Hoda Muthana, a 24 year old US citizen from Alabama, joined ISIS in 2014 has requested that the US government allow her return after renouncing her previous involvement with jihadism. President Trump tweeted on February 20, 2019 that he personally decided and told CIA director Mike Pompeo that she cannot re-enter the US, and both men have falsely claimed she does not have birthright citizenship. Muthana’s father with the Constitutional Law Center for Muslims in America have sued to contest the unlawful revocation of her passport and citizenship rights. If Muthana is allowed to re-enter the US, it is likely she could be arrested and tried under charges of “material support for terrorism” due to her prominent vocal support of ISIS and urging attacks on the US.

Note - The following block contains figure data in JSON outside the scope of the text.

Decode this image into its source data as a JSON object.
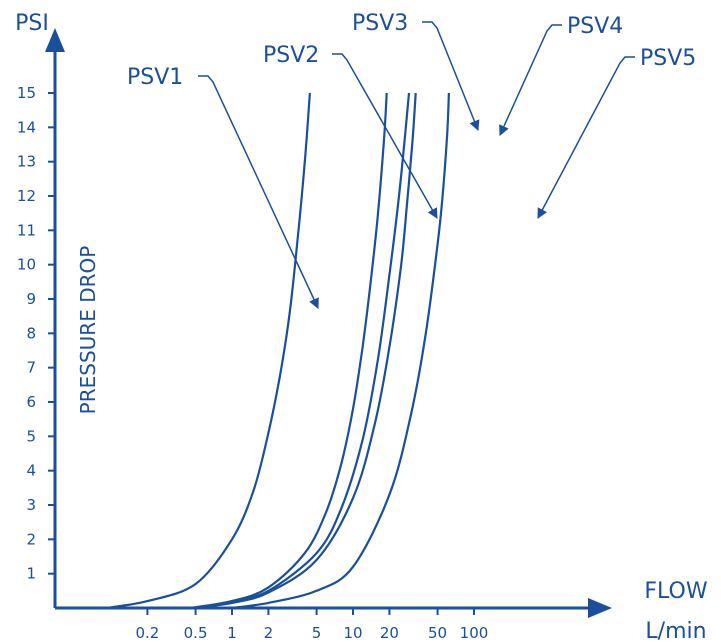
{
  "chart_data": {
    "type": "line",
    "xscale": "log",
    "xlabel": "FLOW",
    "x_unit": "L/min",
    "y_unit": "PSI",
    "ylabel": "PRESSURE DROP",
    "xticks": [
      0.2,
      0.5,
      1,
      2,
      5,
      10,
      20,
      50,
      100
    ],
    "yticks": [
      1,
      2,
      3,
      4,
      5,
      6,
      7,
      8,
      9,
      10,
      11,
      12,
      13,
      14,
      15
    ],
    "ylim": [
      0,
      15
    ],
    "grid": false,
    "color": "#1a4f9c",
    "series": [
      {
        "name": "PSV1",
        "x": [
          0.09,
          0.2,
          0.5,
          1,
          1.5,
          2,
          2.5,
          3,
          3.5,
          4,
          4.4
        ],
        "y": [
          0,
          0.2,
          0.7,
          2,
          3.4,
          5.1,
          6.8,
          8.6,
          10.8,
          13,
          15
        ]
      },
      {
        "name": "PSV2",
        "x": [
          0.45,
          1,
          2,
          4,
          6,
          8,
          10,
          12,
          14,
          16,
          18,
          19
        ],
        "y": [
          0,
          0.2,
          0.6,
          1.6,
          2.8,
          4.2,
          5.8,
          7.6,
          9.5,
          11.4,
          13.6,
          15
        ]
      },
      {
        "name": "PSV3",
        "x": [
          0.5,
          1,
          2,
          5,
          8,
          12,
          16,
          20,
          24,
          27,
          29
        ],
        "y": [
          0,
          0.2,
          0.5,
          1.6,
          2.9,
          4.9,
          7.2,
          9.7,
          12,
          13.8,
          15
        ]
      },
      {
        "name": "PSV4",
        "x": [
          0.5,
          1,
          2,
          5,
          10,
          15,
          20,
          25,
          28,
          31,
          33
        ],
        "y": [
          0,
          0.15,
          0.45,
          1.4,
          3.2,
          5.3,
          7.6,
          10,
          11.8,
          13.6,
          15
        ]
      },
      {
        "name": "PSV5",
        "x": [
          1,
          2,
          5,
          10,
          20,
          30,
          40,
          50,
          55,
          60,
          62
        ],
        "y": [
          0,
          0.15,
          0.5,
          1.2,
          3.3,
          5.6,
          8,
          10.6,
          12,
          13.8,
          15
        ]
      }
    ]
  }
}
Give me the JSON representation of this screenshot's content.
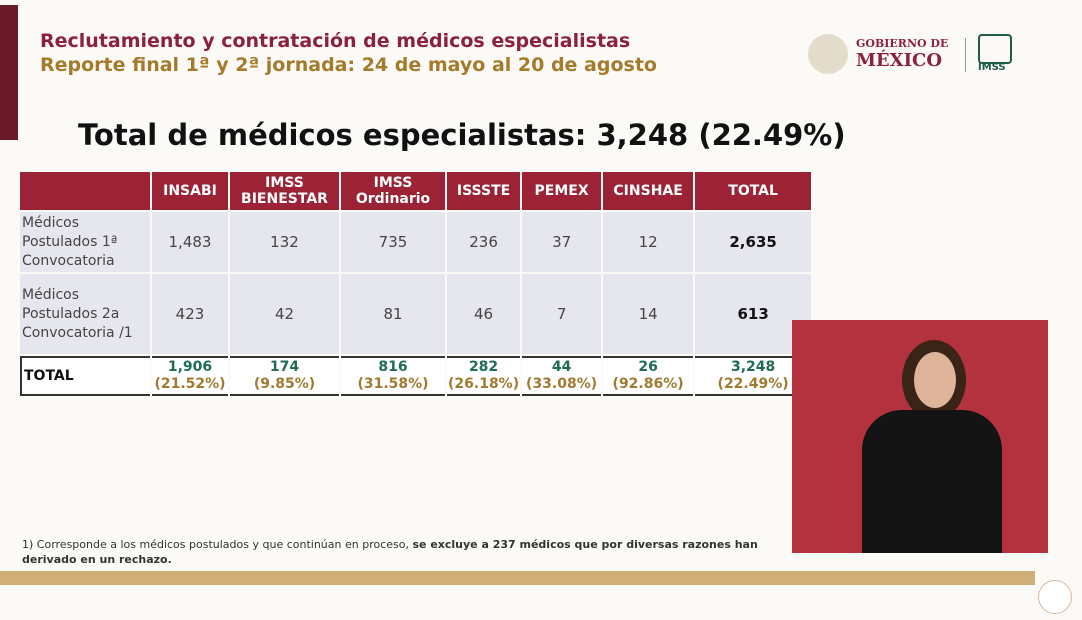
{
  "header": {
    "line1": "Reclutamiento y contratación de médicos especialistas",
    "line2": "Reporte final 1ª y 2ª jornada: 24 de mayo al 20 de agosto"
  },
  "logo": {
    "gobierno": "GOBIERNO DE",
    "mexico": "MÉXICO",
    "imss": "IMSS"
  },
  "main_title": "Total de médicos especialistas: 3,248 (22.49%)",
  "table": {
    "columns": [
      "INSABI",
      "IMSS BIENESTAR",
      "IMSS Ordinario",
      "ISSSTE",
      "PEMEX",
      "CINSHAE",
      "TOTAL"
    ],
    "rows": [
      {
        "label": "Médicos Postulados 1ª Convocatoria",
        "values": [
          "1,483",
          "132",
          "735",
          "236",
          "37",
          "12",
          "2,635"
        ]
      },
      {
        "label": "Médicos Postulados 2a Convocatoria /1",
        "values": [
          "423",
          "42",
          "81",
          "46",
          "7",
          "14",
          "613"
        ]
      }
    ],
    "total": {
      "label": "TOTAL",
      "values": [
        {
          "value": "1,906",
          "share": "(21.52%)"
        },
        {
          "value": "174",
          "share": "(9.85%)"
        },
        {
          "value": "816",
          "share": "(31.58%)"
        },
        {
          "value": "282",
          "share": "(26.18%)"
        },
        {
          "value": "44",
          "share": "(33.08%)"
        },
        {
          "value": "26",
          "share": "(92.86%)"
        },
        {
          "value": "3,248",
          "share": "(22.49%)"
        }
      ]
    }
  },
  "footnote": {
    "text": "1) Corresponde a los médicos postulados y que continúan en proceso, ",
    "bold": "se excluye a 237 médicos que por diversas razones han derivado en un rechazo."
  }
}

Between April and June 2018, President Trump issued his “zero tolerance” immigration policy to criminalize any person entering the US “illegally”. Approximately 3,000 refugee infants, children, and teens were forcibly separated by CBP from their parents at various points along the US-Mexico border during this time, and then funnelled by government agencies like Health and Human Services (HHS) or Office of Refugee Resettlement (ORR) to be imprisoned at various so-called non-profit facilities. One of the largest detention corporations holding children is Southwest Key Programs Inc. from Austin, Texas, which received from the Trump administration more than $458 million in the fiscal year of 2018. Refugee and immigrant adults are imprisoned in for-profit privately run detention centres, state and federal prisons, or in Immigration and Customs Enforcement (ICE) prisons. Widespread allegations of abuse and trauma have been inflicted on the children in detention. In a January 2019 report, the HSS and the Trump administration admitted that they do not know exactly how many children were separated before or after the “zero tolerance” policy, with the number potentially being significantly higher than previously divulged. HSS also does not have numbers of how many children were returned to their families after being released from detention. The Associated Press and other news agencies have reported that some refugee and immigrant children have been forced into the foster care system, and potentially even adoption, when the government did not reunite them with their parents. In 2018, 49,100 children were detained and then sent through ORR.